In this study, to investigate the dynamic characteristics of automotive thermoelectric generators (ATEGs), a detailed transient energy, exergy, and economics analysis is conducted for a novel ATEG with heat pipes and a traditional ATEG for the first time. Moreover, this study provides a comprehensive analysis of the discrepancies between the results derived from the steady-state model and the transient model. To achieve this objective, a transient CFD and thermal-electric hybrid numerical model is established to accurately predict the transient characteristics of the ATEG. Results indicate that the novel ATEG achieves average improvements of 60.99 % in output voltage and 32.98 % in output power over the traditional ATEG during a complete driving cycle. Additionally, the steady-state model overestimates the performance of the ATEG. The exergy efficiency is minimally impacted by the use of heat pipes and fluctuations in transient exhaust heat, consistently remaining around 19 % for both ATEGs.
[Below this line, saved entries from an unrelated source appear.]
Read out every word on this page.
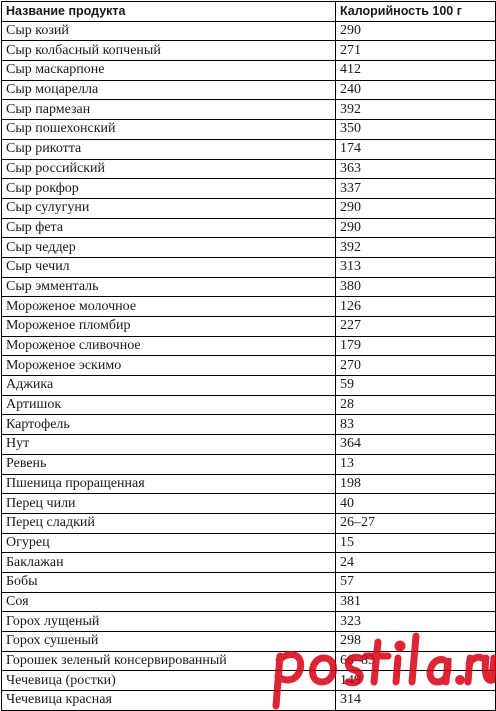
Название продукта	Калорийность 100 г
Сыр козий	290
Сыр колбасный копченый	271
Сыр маскарпоне	412
Сыр моцарелла	240
Сыр пармезан	392
Сыр пошехонский	350
Сыр рикотта	174
Сыр российский	363
Сыр рокфор	337
Сыр сулугуни	290
Сыр фета	290
Сыр чеддер	392
Сыр чечил	313
Сыр эмменталь	380
Мороженое молочное	126
Мороженое пломбир	227
Мороженое сливочное	179
Мороженое эскимо	270
Аджика	59
Артишок	28
Картофель	83
Нут	364
Ревень	13
Пшеница проращенная	198
Перец чили	40
Перец сладкий	26–27
Огурец	15
Баклажан	24
Бобы	57
Соя	381
Горох лущеный	323
Горох сушеный	298
Горошек зеленый консервированный	66–83
Чечевица (ростки)	149
Чечевица красная	314
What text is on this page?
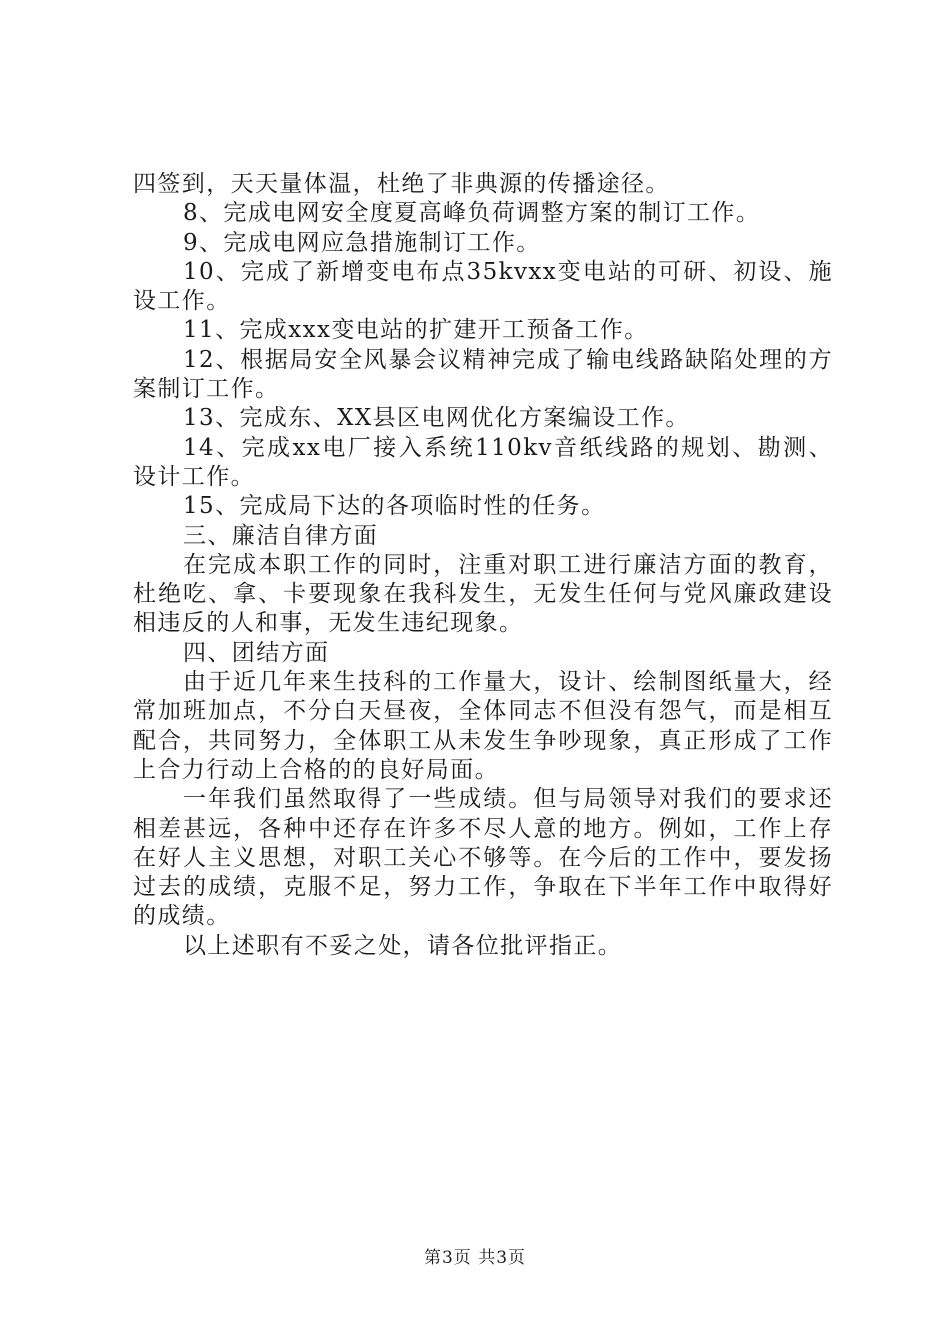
四签到，天天量体温，杜绝了非典源的传播途径。

8、完成电网安全度夏高峰负荷调整方案的制订工作。

9、完成电网应急措施制订工作。

10、完成了新增变电布点35kvxx变电站的可研、初设、施设工作。

11、完成xxx变电站的扩建开工预备工作。

12、根据局安全风暴会议精神完成了输电线路缺陷处理的方案制订工作。

13、完成东、XX县区电网优化方案编设工作。

14、完成xx电厂接入系统110kv音纸线路的规划、勘测、设计工作。

15、完成局下达的各项临时性的任务。

三、廉洁自律方面

在完成本职工作的同时，注重对职工进行廉洁方面的教育，杜绝吃、拿、卡要现象在我科发生，无发生任何与党风廉政建设相违反的人和事，无发生违纪现象。

四、团结方面

由于近几年来生技科的工作量大，设计、绘制图纸量大，经常加班加点，不分白天昼夜，全体同志不但没有怨气，而是相互配合，共同努力，全体职工从未发生争吵现象，真正形成了工作上合力行动上合格的的良好局面。

一年我们虽然取得了一些成绩。但与局领导对我们的要求还相差甚远，各种中还存在许多不尽人意的地方。例如，工作上存在好人主义思想，对职工关心不够等。在今后的工作中，要发扬过去的成绩，克服不足，努力工作，争取在下半年工作中取得好的成绩。

以上述职有不妥之处，请各位批评指正。

第3页 共3页
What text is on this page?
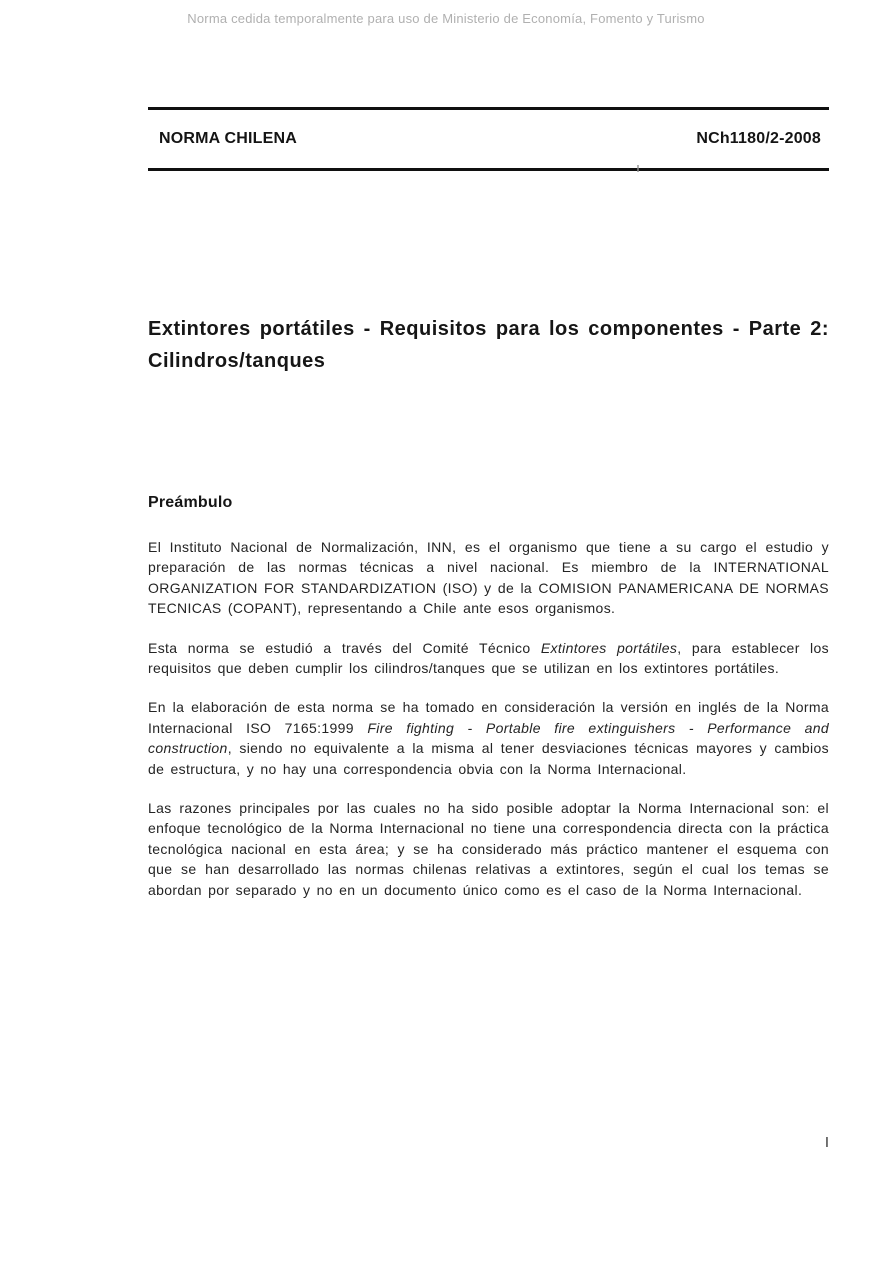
Norma cedida temporalmente para uso de Ministerio de Economía, Fomento y Turismo
NORMA CHILENA	NCh1180/2-2008
Extintores portátiles - Requisitos para los componentes - Parte 2: Cilindros/tanques
Preámbulo

El Instituto Nacional de Normalización, INN, es el organismo que tiene a su cargo el estudio y preparación de las normas técnicas a nivel nacional. Es miembro de la INTERNATIONAL ORGANIZATION FOR STANDARDIZATION (ISO) y de la COMISION PANAMERICANA DE NORMAS TECNICAS (COPANT), representando a Chile ante esos organismos.

Esta norma se estudió a través del Comité Técnico Extintores portátiles, para establecer los requisitos que deben cumplir los cilindros/tanques que se utilizan en los extintores portátiles.

En la elaboración de esta norma se ha tomado en consideración la versión en inglés de la Norma Internacional ISO 7165:1999 Fire fighting - Portable fire extinguishers - Performance and construction, siendo no equivalente a la misma al tener desviaciones técnicas mayores y cambios de estructura, y no hay una correspondencia obvia con la Norma Internacional.

Las razones principales por las cuales no ha sido posible adoptar la Norma Internacional son: el enfoque tecnológico de la Norma Internacional no tiene una correspondencia directa con la práctica tecnológica nacional en esta área; y se ha considerado más práctico mantener el esquema con que se han desarrollado las normas chilenas relativas a extintores, según el cual los temas se abordan por separado y no en un documento único como es el caso de la Norma Internacional.

I
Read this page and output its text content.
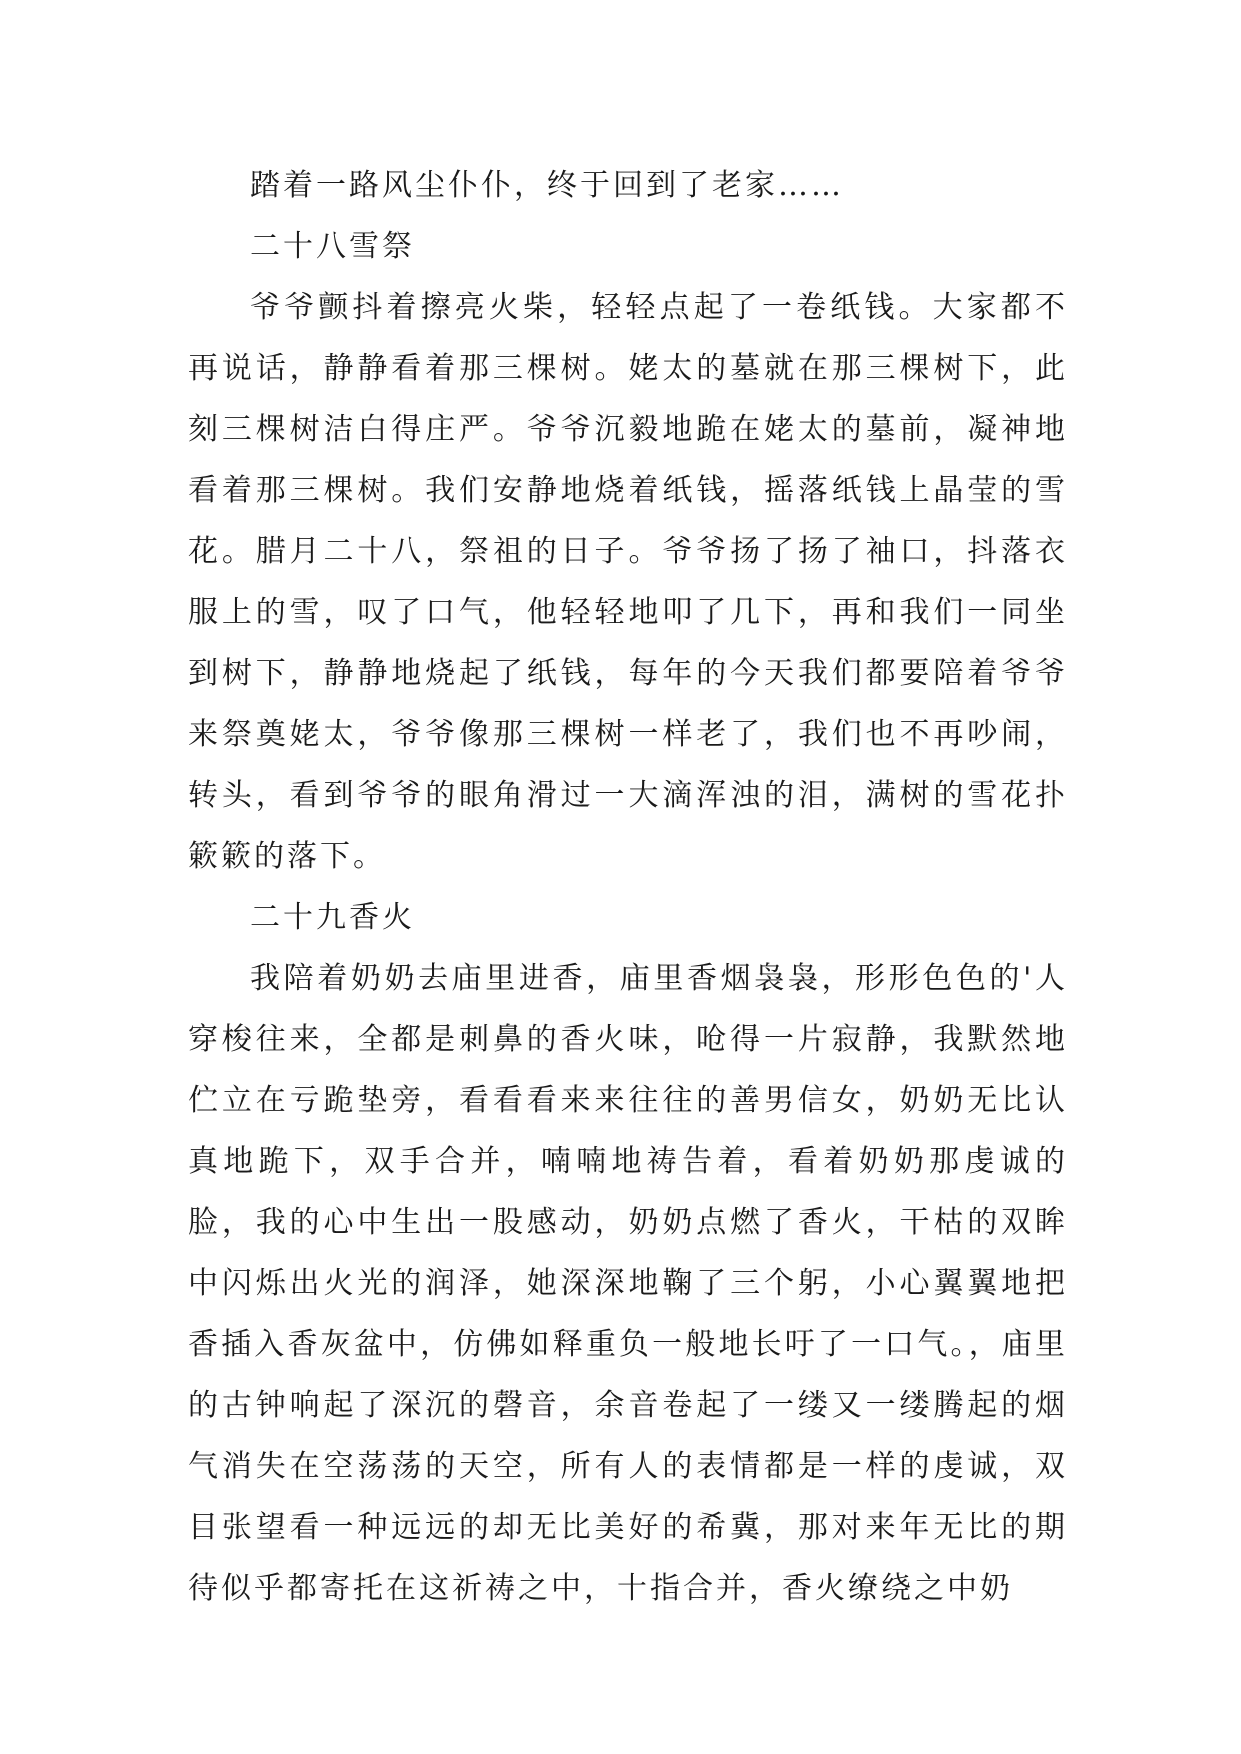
踏着一路风尘仆仆，终于回到了老家……

二十八雪祭

爷爷颤抖着擦亮火柴，轻轻点起了一卷纸钱。大家都不再说话，静静看着那三棵树。姥太的墓就在那三棵树下，此刻三棵树洁白得庄严。爷爷沉毅地跪在姥太的墓前，凝神地看着那三棵树。我们安静地烧着纸钱，摇落纸钱上晶莹的雪花。腊月二十八，祭祖的日子。爷爷扬了扬了袖口，抖落衣服上的雪，叹了口气，他轻轻地叩了几下，再和我们一同坐到树下，静静地烧起了纸钱，每年的今天我们都要陪着爷爷来祭奠姥太，爷爷像那三棵树一样老了，我们也不再吵闹，转头，看到爷爷的眼角滑过一大滴浑浊的泪，满树的雪花扑簌簌的落下。

二十九香火

我陪着奶奶去庙里进香，庙里香烟袅袅，形形色色的'人穿梭往来，全都是刺鼻的香火味，呛得一片寂静，我默然地伫立在亏跪垫旁，看看看来来往往的善男信女，奶奶无比认真地跪下，双手合并，喃喃地祷告着，看着奶奶那虔诚的脸，我的心中生出一股感动，奶奶点燃了香火，干枯的双眸中闪烁出火光的润泽，她深深地鞠了三个躬，小心翼翼地把香插入香灰盆中，仿佛如释重负一般地长吁了一口气。，庙里的古钟响起了深沉的磬音，余音卷起了一缕又一缕腾起的烟气消失在空荡荡的天空，所有人的表情都是一样的虔诚，双目张望看一种远远的却无比美好的希冀，那对来年无比的期待似乎都寄托在这祈祷之中，十指合并，香火缭绕之中奶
In a single driving cycle, the novel and traditional ATEGs generate 0.0442 kWh and 0.0307 kWh of electricity, respectively. The cost payback periods are 2.86 years for the novel ATEG and 1.83 years for the traditional ATEG, and it is found that using steady-state models for economic analysis may underestimate the cost payback period. This study successfully bridges the research gap in energy, exergy, and economic analyses under transient conditions, offering valuable insights into the dynamic properties of ATEGs.